In a brief comment, Prof. Opoku-Amankwa said he was happy that the organisation had agreed to partner the educational sector to scale up the mSRC to cover all the basic schools in the country.

He made reference to the pilot project carried out by UNICEF and the management of the GES in 20 districts three years ago and said it was time for a scale up to cover all public basic schools.

“The time has come for the scale up with the signing of the MoU,” he said.

Need for legislation

For his part, Chief Nsarka congratulated the management of the GES “on the good work” it had been doing over the years, which attracted the attention of not just his organisation but also the whole world.

He pledged the commitment of his organisation to support the GES “in a more sustainable manner; Sustainable in the sense that once we start a project of this magnitude, it must be backed by policy and law, so that the next person who comes does not have any reason to erase it”.
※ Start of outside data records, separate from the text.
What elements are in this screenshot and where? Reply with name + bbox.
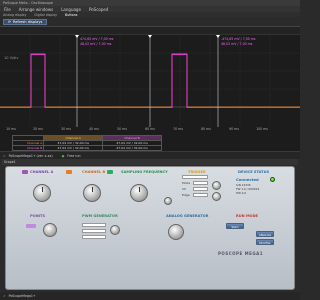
x-tick: 60 ms [145, 127, 155, 131]
trigger-mode-field[interactable] [193, 181, 208, 185]
x-tick: 70 ms [173, 127, 183, 131]
analog-generator-knob[interactable] [168, 224, 184, 240]
footer-device[interactable]: PoScopeMega1+ [9, 294, 36, 298]
tab-digital-display[interactable]: Digital display [34, 13, 57, 17]
menu-language[interactable]: Language [61, 7, 81, 12]
panel-title: Scope1 [2, 159, 298, 165]
waveform-svg: 474,65 mV / 7,00 ms 48,02 mV / 7,00 ms -… [0, 35, 300, 127]
trigger-edge-label: Edge [182, 193, 190, 197]
connection-led [270, 177, 275, 182]
sampling-frequency-knob[interactable] [130, 184, 148, 202]
sampling-fine-knob[interactable] [164, 197, 172, 205]
trigger-mode-label: Mode [182, 181, 191, 185]
footer-bar: ✔ PoScopeMega1+ [0, 292, 300, 300]
analog-mode-button[interactable]: ANALOG [256, 231, 274, 237]
trigger-channel-label: Ch [182, 187, 186, 191]
run-mode-title: RUN MODE [236, 214, 259, 218]
analog-generator-title: ANALOG GENERATOR [166, 214, 209, 218]
refresh-displays-button[interactable]: ⟳ Refresh displays [3, 19, 48, 25]
refresh-icon: ⟳ [8, 20, 12, 24]
control-panel: Scope1 CHANNEL A CHANNEL B SAMPLING FREQ… [0, 159, 300, 292]
start-button[interactable]: Start [226, 223, 244, 229]
table-cell: 47,04 mV / 32,00 ms [102, 145, 162, 151]
device-hardware: HW 4.0 [236, 191, 247, 195]
x-tick: 20 ms [33, 127, 43, 131]
trigger-edge-field[interactable] [193, 193, 208, 197]
measurement-table: Channel A Channel B Channel A 47,04 mV /… [11, 135, 162, 151]
channel-a-title: CHANNEL A [30, 170, 54, 174]
table-cell: 47,04 mV / 32,00 ms [43, 145, 104, 151]
channel-a-color-badge[interactable] [66, 170, 72, 174]
menu-file[interactable]: File [4, 7, 11, 12]
channel-a-volts-knob[interactable] [33, 184, 51, 202]
tab-analog-display[interactable]: Analog display [3, 13, 26, 17]
x-tick: 30 ms [61, 127, 71, 131]
x-tick: 90 ms [229, 127, 239, 131]
device-front-panel: CHANNEL A CHANNEL B SAMPLING FREQUENCY T… [5, 166, 295, 290]
cursor-readout-2-ch2: 48,02 mV / 7,00 ms [221, 42, 253, 46]
check-icon: ✔ [3, 294, 6, 298]
measurement-area: Channel A Channel B Channel A 47,04 mV /… [0, 135, 300, 151]
pwm-frequency-field[interactable] [82, 223, 106, 227]
run-icon: ● [61, 153, 65, 158]
toolbar: ⟳ Refresh displays [0, 17, 300, 27]
sampling-title: SAMPLING FREQUENCY [121, 170, 168, 174]
check-icon: ✔ [3, 153, 6, 158]
channel-b-badge[interactable] [107, 170, 113, 174]
table-row: Channel B 47,04 mV / 32,00 ms 47,04 mV /… [11, 145, 162, 151]
status-bar: ✔ PoScopeMega1+ (ver. x.xx) ● Free run [0, 151, 300, 159]
tab-buttons[interactable]: Buttons [65, 13, 77, 17]
refresh-label: Refresh displays [13, 20, 43, 24]
trigger-source-field[interactable] [182, 175, 208, 179]
cursor-readout-1-ch1: 474,65 mV / 7,00 ms [80, 37, 114, 41]
scope-top-strip [0, 27, 300, 35]
trigger-title: TRIGGER [188, 170, 206, 174]
status-device[interactable]: PoScopeMega1+ (ver. x.xx) [9, 154, 53, 158]
table-row: Channel A 47,04 mV / 32,00 ms 47,04 mV /… [11, 140, 162, 146]
menu-arrange-windows[interactable]: Arrange windows [19, 7, 53, 12]
channel-a-badge[interactable] [22, 170, 28, 174]
pwm-duty-field[interactable] [82, 229, 106, 233]
menu-poscope4[interactable]: PoScope4 [89, 7, 108, 12]
scope-plot[interactable]: 474,65 mV / 7,00 ms 48,02 mV / 7,00 ms -… [0, 35, 300, 127]
status-run-mode[interactable]: Free run [67, 154, 80, 158]
channel-b-title: CHANNEL B [82, 170, 106, 174]
x-tick: 80 ms [201, 127, 211, 131]
x-tick: 50 ms [117, 127, 127, 131]
points-knob[interactable] [43, 223, 57, 237]
x-tick: 100 ms [256, 127, 268, 131]
pwm-knob[interactable] [110, 225, 120, 235]
x-tick: 40 ms [89, 127, 99, 131]
cursor-readout-2-ch1: -474,65 mV / 7,00 ms [221, 37, 256, 41]
table-row-label: Channel B [11, 145, 45, 151]
cursor-marker-3 [216, 35, 220, 38]
cursor-marker-1 [75, 35, 79, 38]
x-tick: 10 ms [6, 127, 16, 131]
trigger-channel-field[interactable] [193, 187, 208, 191]
trigger-level-knob[interactable] [212, 181, 221, 190]
pwm-channel-field[interactable] [82, 235, 106, 239]
trigger-position-knob[interactable] [212, 192, 221, 201]
pwm-generator-title: PWM GENERATOR [82, 214, 118, 218]
device-brand: POSCOPE MEGA1 [218, 251, 263, 256]
voltage-scale-label: 10 V/div [4, 56, 19, 60]
digital-mode-button[interactable]: DIGITAL [256, 239, 274, 245]
cursor-marker-2 [148, 35, 152, 38]
device-status-title: DEVICE STATUS [238, 170, 270, 174]
points-badge[interactable] [26, 224, 36, 228]
cursor-readout-1-ch2: 48,02 mV / 7,00 ms [80, 42, 112, 46]
x-axis-ticks: 10 ms 20 ms 30 ms 40 ms 50 ms 60 ms 70 m… [0, 127, 300, 133]
oscilloscope-display[interactable]: 474,65 mV / 7,00 ms 48,02 mV / 7,00 ms -… [0, 27, 300, 151]
channel-b-volts-knob[interactable] [83, 184, 101, 202]
points-title: POINTS [30, 214, 46, 218]
device-connected-status: Connected [236, 177, 259, 182]
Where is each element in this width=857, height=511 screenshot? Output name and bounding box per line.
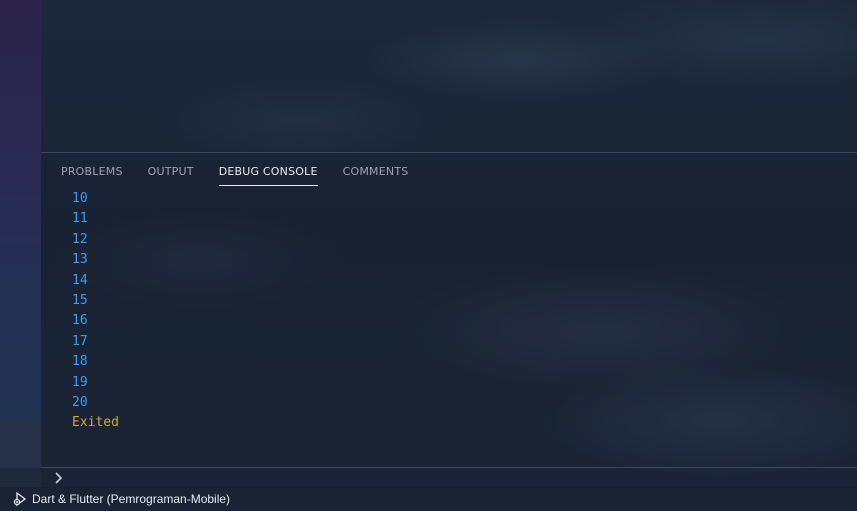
console-line: 18 [72, 354, 88, 370]
console-input-row [41, 467, 857, 489]
debug-session-status[interactable]: Dart & Flutter (Pemrograman-Mobile) [12, 491, 230, 507]
editor-area [41, 0, 857, 152]
chevron-right-icon [52, 471, 66, 485]
activity-bar-lower [0, 418, 41, 468]
activity-bar [0, 0, 41, 418]
console-line: 20 [72, 394, 88, 410]
bottom-panel: PROBLEMS OUTPUT DEBUG CONSOLE COMMENTS 1… [41, 152, 857, 489]
debug-console-input[interactable] [71, 469, 835, 489]
tab-problems[interactable]: PROBLEMS [61, 165, 123, 186]
console-line: 13 [72, 252, 88, 268]
console-line: 11 [72, 211, 88, 227]
tab-output[interactable]: OUTPUT [148, 165, 194, 186]
console-line: 14 [72, 272, 88, 288]
console-line: 12 [72, 231, 88, 247]
console-line: 17 [72, 333, 88, 349]
console-line: 10 [72, 191, 88, 206]
debug-run-icon [12, 491, 28, 507]
debug-console-output: 10 11 12 13 14 15 16 17 18 19 20 Exited [72, 189, 832, 435]
panel-tabs: PROBLEMS OUTPUT DEBUG CONSOLE COMMENTS [61, 165, 433, 186]
tab-comments[interactable]: COMMENTS [343, 165, 409, 186]
status-bar: Dart & Flutter (Pemrograman-Mobile) [0, 487, 857, 511]
console-line: 15 [72, 292, 88, 308]
console-line: 19 [72, 374, 88, 390]
console-line: 16 [72, 313, 88, 329]
exit-message: Exited [72, 415, 119, 431]
debug-session-label: Dart & Flutter (Pemrograman-Mobile) [32, 492, 231, 506]
tab-debug-console[interactable]: DEBUG CONSOLE [218, 165, 318, 186]
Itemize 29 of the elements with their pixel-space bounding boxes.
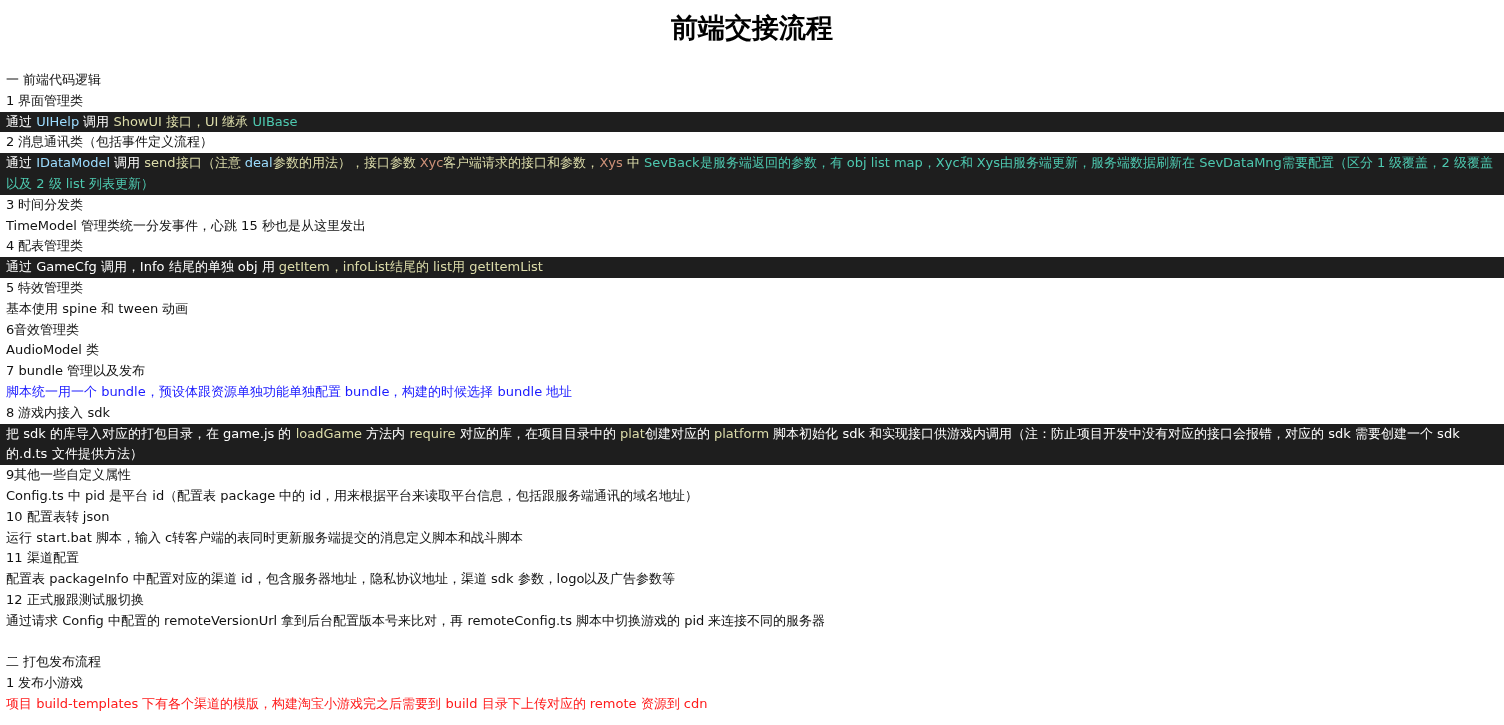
paragraph: 12 正式服跟测试服切换 bbox=[5, 590, 145, 609]
paragraph: 2 消息通讯类（包括事件定义流程） bbox=[5, 133, 215, 152]
paragraph: 基本使用 spine 和 tween 动画 bbox=[5, 299, 190, 318]
document-title: 前端交接流程 bbox=[670, 11, 834, 45]
paragraph: Config.ts 中 pid 是平台 id（配置表 package 中的 id，用来根据平台来读取平台信息，包括跟服务端通讯的域名地址） bbox=[5, 486, 700, 505]
paragraph: 项目 build-templates 下有各个渠道的模版，构建淘宝小游戏完之后需要到 build 目录下上传对应的 remote 资源到 cdn bbox=[5, 694, 709, 713]
paragraph: AudioModel 类 bbox=[5, 341, 101, 360]
paragraph: 3 时间分发类 bbox=[5, 195, 85, 214]
code-paragraph: 把 sdk 的库导入对应的打包目录，在 game.js 的 loadGame 方法内 require 对应的库，在项目目录中的 plat创建对应的 platform 脚本初始化 sdk 和实现接口供游戏内调用（注：防止项目开发中没有对应的接口会报错，对应的 sdk 需要创建一个 sdk 的.d.ts 文件提供方法） bbox=[0, 423, 1504, 466]
paragraph: 8 游戏内接入 sdk bbox=[5, 403, 112, 422]
paragraph: 11 渠道配置 bbox=[5, 549, 80, 568]
paragraph: 6音效管理类 bbox=[5, 320, 81, 339]
paragraph: 10 配置表转 json bbox=[5, 507, 111, 526]
paragraph: 一 前端代码逻辑 bbox=[5, 71, 103, 89]
code-paragraph: 通过 UIHelp 调用 ShowUI 接口，UI 继承 UIBase bbox=[0, 111, 1504, 133]
paragraph: 4 配表管理类 bbox=[5, 237, 85, 256]
code-paragraph: 通过 IDataModel 调用 send接口（注意 deal参数的用法），接口参数 Xyc客户端请求的接口和参数，Xys 中 SevBack是服务端返回的参数，有 obj list map，Xyc和 Xys由服务端更新，服务端数据刷新在 SevDataMng需要配置（区分 1 级覆盖，2 级覆盖以及 2 级 list 列表更新） bbox=[0, 153, 1504, 195]
paragraph: 配置表 packageInfo 中配置对应的渠道 id，包含服务器地址，隐私协议地址，渠道 sdk 参数，logo以及广告参数等 bbox=[5, 570, 677, 589]
paragraph: 通过请求 Config 中配置的 remoteVersionUrl 拿到后台配置版本号来比对，再 remoteConfig.ts 脚本中切换游戏的 pid 来连接不同的服务器 bbox=[5, 611, 827, 630]
code-paragraph: 通过 GameCfg 调用，Info 结尾的单独 obj 用 getItem，infoList结尾的 list用 getItemList bbox=[0, 257, 1504, 278]
paragraph: 二 打包发布流程 bbox=[5, 653, 103, 672]
paragraph: 5 特效管理类 bbox=[5, 278, 85, 297]
paragraph: 脚本统一用一个 bundle，预设体跟资源单独功能单独配置 bundle，构建的时候选择 bundle 地址 bbox=[5, 382, 574, 401]
paragraph: 7 bundle 管理以及发布 bbox=[5, 362, 147, 381]
paragraph: TimeModel 管理类统一分发事件，心跳 15 秒也是从这里发出 bbox=[5, 216, 367, 235]
paragraph: 9其他一些自定义属性 bbox=[5, 466, 133, 485]
paragraph: 运行 start.bat 脚本，输入 c转客户端的表同时更新服务端提交的消息定义脚本和战斗脚本 bbox=[5, 528, 525, 547]
paragraph: 1 界面管理类 bbox=[5, 91, 85, 110]
paragraph: 1 发布小游戏 bbox=[5, 674, 85, 693]
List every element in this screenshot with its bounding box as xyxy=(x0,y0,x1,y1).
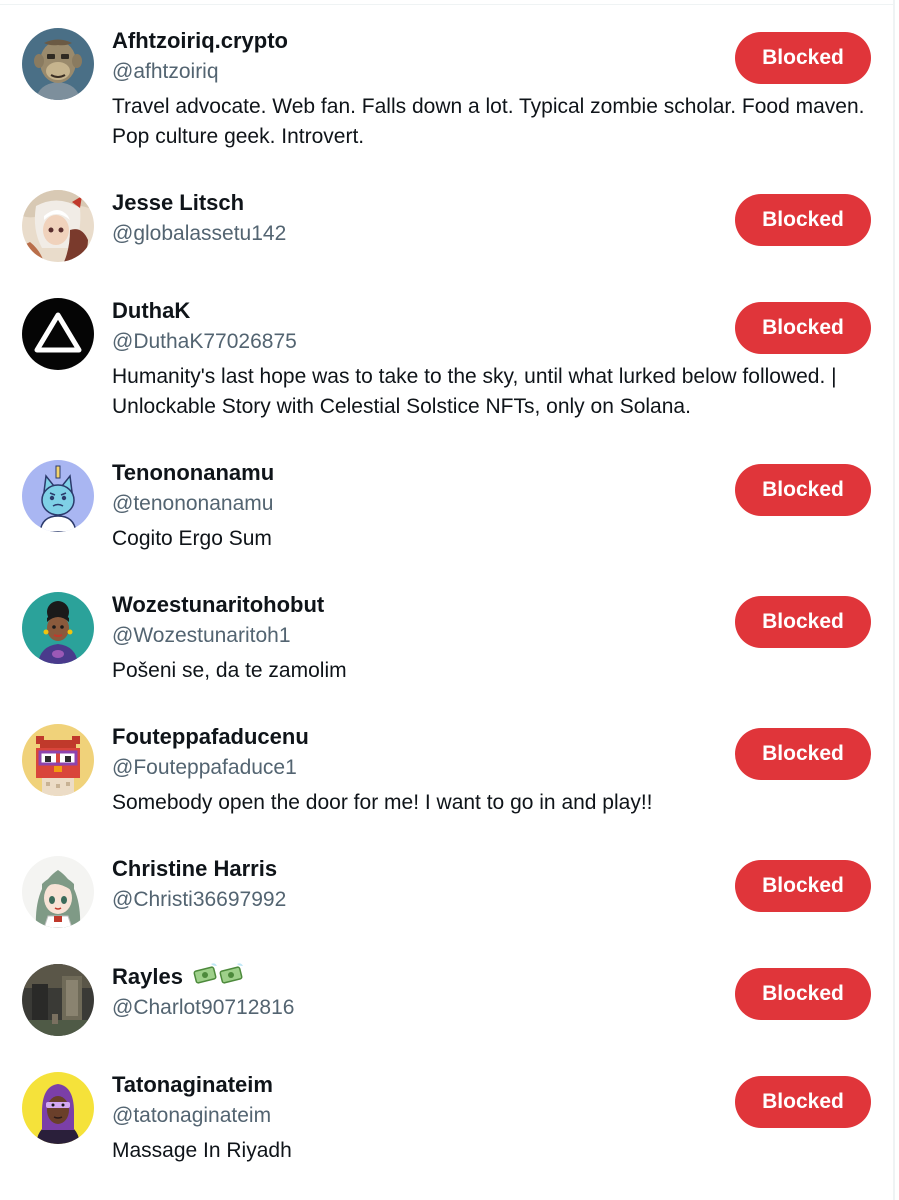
blocked-button[interactable]: Blocked xyxy=(735,194,871,246)
anime-art-avatar[interactable] xyxy=(22,190,94,262)
user-bio: Somebody open the door for me! I want to… xyxy=(112,791,653,814)
user-handle[interactable]: @Charlot90712816 xyxy=(112,993,294,1023)
user-handle[interactable]: @afhtzoiriq xyxy=(112,57,219,87)
blocked-button[interactable]: Blocked xyxy=(735,728,871,780)
blocked-button[interactable]: Blocked xyxy=(735,464,871,516)
user-display-name[interactable]: Tatonaginateim xyxy=(112,1070,273,1100)
user-display-name[interactable]: Rayles xyxy=(112,962,245,994)
user-bio: Travel advocate. Web fan. Falls down a l… xyxy=(112,95,865,148)
user-cell[interactable]: Tenononanamu @tenononanamu Cogito Ergo S… xyxy=(0,460,893,580)
user-bio: Cogito Ergo Sum xyxy=(112,527,272,550)
illustrated-woman-avatar[interactable] xyxy=(22,592,94,664)
user-handle[interactable]: @tatonaginateim xyxy=(112,1101,271,1131)
user-handle[interactable]: @Fouteppafaduce1 xyxy=(112,753,297,783)
user-handle[interactable]: @Christi36697992 xyxy=(112,885,286,915)
blocked-button[interactable]: Blocked xyxy=(735,596,871,648)
money-with-wings-emoji-icon xyxy=(193,962,245,994)
white-triangle-avatar[interactable] xyxy=(22,298,94,370)
blocked-button[interactable]: Blocked xyxy=(735,860,871,912)
user-bio: Massage In Riyadh xyxy=(112,1139,292,1162)
user-cell[interactable]: Rayles @Charlot90712816 Blocked xyxy=(0,962,893,1064)
user-bio: Humanity's last hope was to take to the … xyxy=(112,365,837,418)
user-display-name-text[interactable]: Rayles xyxy=(112,964,183,989)
pixel-owl-avatar[interactable] xyxy=(22,724,94,796)
illustrated-person-avatar[interactable] xyxy=(22,1072,94,1144)
anime-girl-avatar[interactable] xyxy=(22,856,94,928)
user-bio: Pošeni se, da te zamolim xyxy=(112,659,347,682)
user-display-name[interactable]: Fouteppafaducenu xyxy=(112,722,309,752)
user-cell[interactable]: Tatonaginateim @tatonaginateim Massage I… xyxy=(0,1072,893,1192)
bored-ape-avatar[interactable] xyxy=(22,28,94,100)
column-border xyxy=(893,0,895,1200)
blocked-button[interactable]: Blocked xyxy=(735,32,871,84)
user-handle[interactable]: @DuthaK77026875 xyxy=(112,327,297,357)
user-cell[interactable]: Jesse Litsch @globalassetu142 Blocked xyxy=(0,190,893,290)
user-cell[interactable]: Fouteppafaducenu @Fouteppafaduce1 Somebo… xyxy=(0,724,893,844)
user-cell[interactable]: DuthaK @DuthaK77026875 Humanity's last h… xyxy=(0,298,893,458)
user-handle[interactable]: @globalassetu142 xyxy=(112,219,286,249)
user-handle[interactable]: @Wozestunaritoh1 xyxy=(112,621,291,651)
blocked-button[interactable]: Blocked xyxy=(735,302,871,354)
user-display-name[interactable]: Jesse Litsch xyxy=(112,188,244,218)
cartoon-cat-avatar[interactable] xyxy=(22,460,94,532)
user-cell[interactable]: Wozestunaritohobut @Wozestunaritoh1 Poše… xyxy=(0,592,893,712)
blocked-button[interactable]: Blocked xyxy=(735,968,871,1020)
user-cell[interactable]: Christine Harris @Christi36697992 Blocke… xyxy=(0,856,893,956)
dark-photo-avatar[interactable] xyxy=(22,964,94,1036)
user-handle[interactable]: @tenononanamu xyxy=(112,489,273,519)
user-display-name[interactable]: Christine Harris xyxy=(112,854,277,884)
top-divider xyxy=(0,4,893,5)
user-display-name[interactable]: DuthaK xyxy=(112,296,190,326)
user-cell[interactable]: Afhtzoiriq.crypto @afhtzoiriq Travel adv… xyxy=(0,28,893,188)
user-display-name[interactable]: Afhtzoiriq.crypto xyxy=(112,26,288,56)
user-display-name[interactable]: Tenononanamu xyxy=(112,458,274,488)
user-display-name[interactable]: Wozestunaritohobut xyxy=(112,590,324,620)
blocked-button[interactable]: Blocked xyxy=(735,1076,871,1128)
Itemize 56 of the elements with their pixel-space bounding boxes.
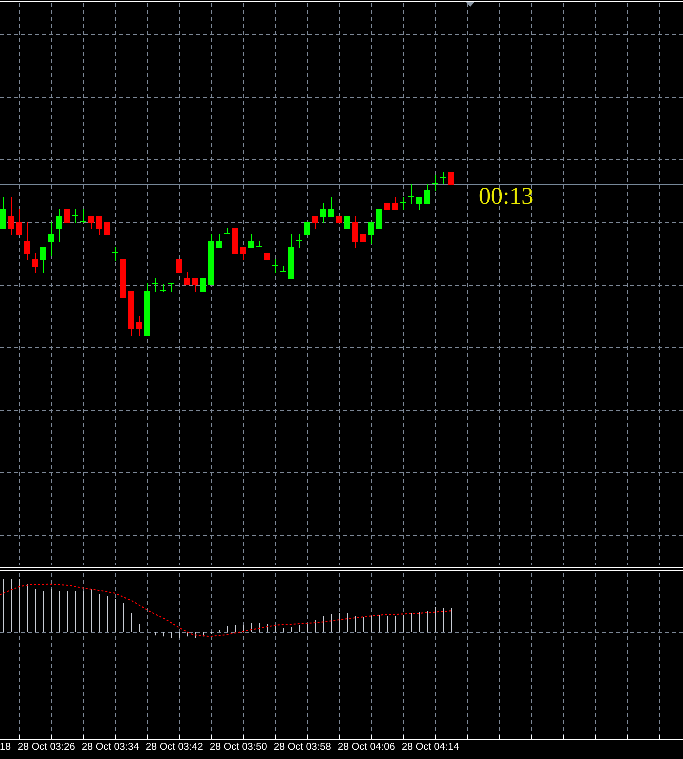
candlestick: [264, 252, 270, 260]
candlestick: [200, 278, 206, 292]
candlestick: [208, 234, 214, 286]
candlestick: [8, 196, 14, 236]
candlestick: [288, 234, 294, 280]
candlestick: [416, 196, 422, 210]
time-label: 28 Oct 03:26: [18, 741, 76, 755]
candlestick: [424, 184, 430, 204]
time-label: 28 Oct 03:34: [82, 741, 140, 755]
candlestick: [384, 202, 390, 210]
candlestick: [24, 222, 30, 260]
candlestick: [192, 278, 198, 292]
time-label: 18: [0, 741, 12, 755]
candlestick: [56, 208, 62, 242]
candlestick: [136, 316, 142, 336]
candlestick: [232, 228, 238, 254]
candlestick: [376, 208, 382, 230]
triangle-icon: [466, 2, 475, 7]
candlestick: [48, 222, 54, 256]
candlestick: [352, 216, 358, 248]
candlestick: [224, 228, 231, 234]
time-label: 28 Oct 03:50: [210, 741, 268, 755]
candlestick: [448, 172, 454, 186]
candlestick: [240, 246, 246, 260]
candlestick: [344, 216, 350, 230]
time-label: 28 Oct 04:14: [402, 741, 460, 755]
candlestick: [16, 208, 22, 236]
candlestick: [328, 196, 334, 218]
candlestick: [312, 216, 318, 230]
candlestick: [320, 202, 326, 224]
candlestick: [296, 234, 303, 248]
candlestick: [40, 246, 46, 274]
candlestick: [184, 272, 190, 286]
countdown-timer: 00:13: [479, 183, 534, 211]
candlestick: [88, 216, 94, 230]
candlestick: [360, 234, 366, 242]
candlestick: [96, 216, 102, 236]
candlestick: [144, 282, 150, 336]
candlestick: [248, 234, 254, 248]
candlestick: [392, 196, 398, 210]
candlestick: [128, 290, 134, 336]
candlestick: [112, 246, 119, 262]
time-label: 28 Oct 04:06: [338, 741, 396, 755]
candlestick: [120, 258, 126, 298]
candlestick: [0, 196, 6, 230]
time-label: 28 Oct 03:42: [146, 741, 204, 755]
candlestick: [64, 208, 70, 224]
candlestick: [176, 258, 182, 274]
candlestick: [32, 252, 38, 274]
candlestick: [304, 222, 310, 236]
candlestick: [368, 222, 374, 244]
time-label: 28 Oct 03:58: [274, 741, 332, 755]
candlestick: [336, 216, 342, 224]
candlestick: [104, 222, 110, 236]
candlestick: [216, 234, 222, 248]
candlestick: [256, 240, 263, 248]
He suggested that for the project to be sustainable, “we must convert the lessons learnt into a policy framework that can support how we go about it”.

Tablets

Chief Nsarka hinted that his organisation was prepared to give out as many tablets as possible, adding that to start with, about 800 tablets loaded with applications would be made available to be distributed to headteachers and other officers to ensure the uninterrupted implementation of the project.

He pledged that the organisation would keep providing the tablets until the last person who required a tablet to ensure that the work was done received it.

“So we would want to support the educational sector to be able to come up with a mobile hand-held device policy that will define clearly how we should handle the mobile phone or the tablet that we give you.

“That way, it will define clearly how the data should be protected because any information that comes out from this platform can go a long way to harm a school pupil, a teacher or someone else,” he said.

Chief Nsarka also said the organisation would want to support the building of the capacity of the GES staff to ensure that people who needed the skills acquired them to ensure the sustainability of the programme.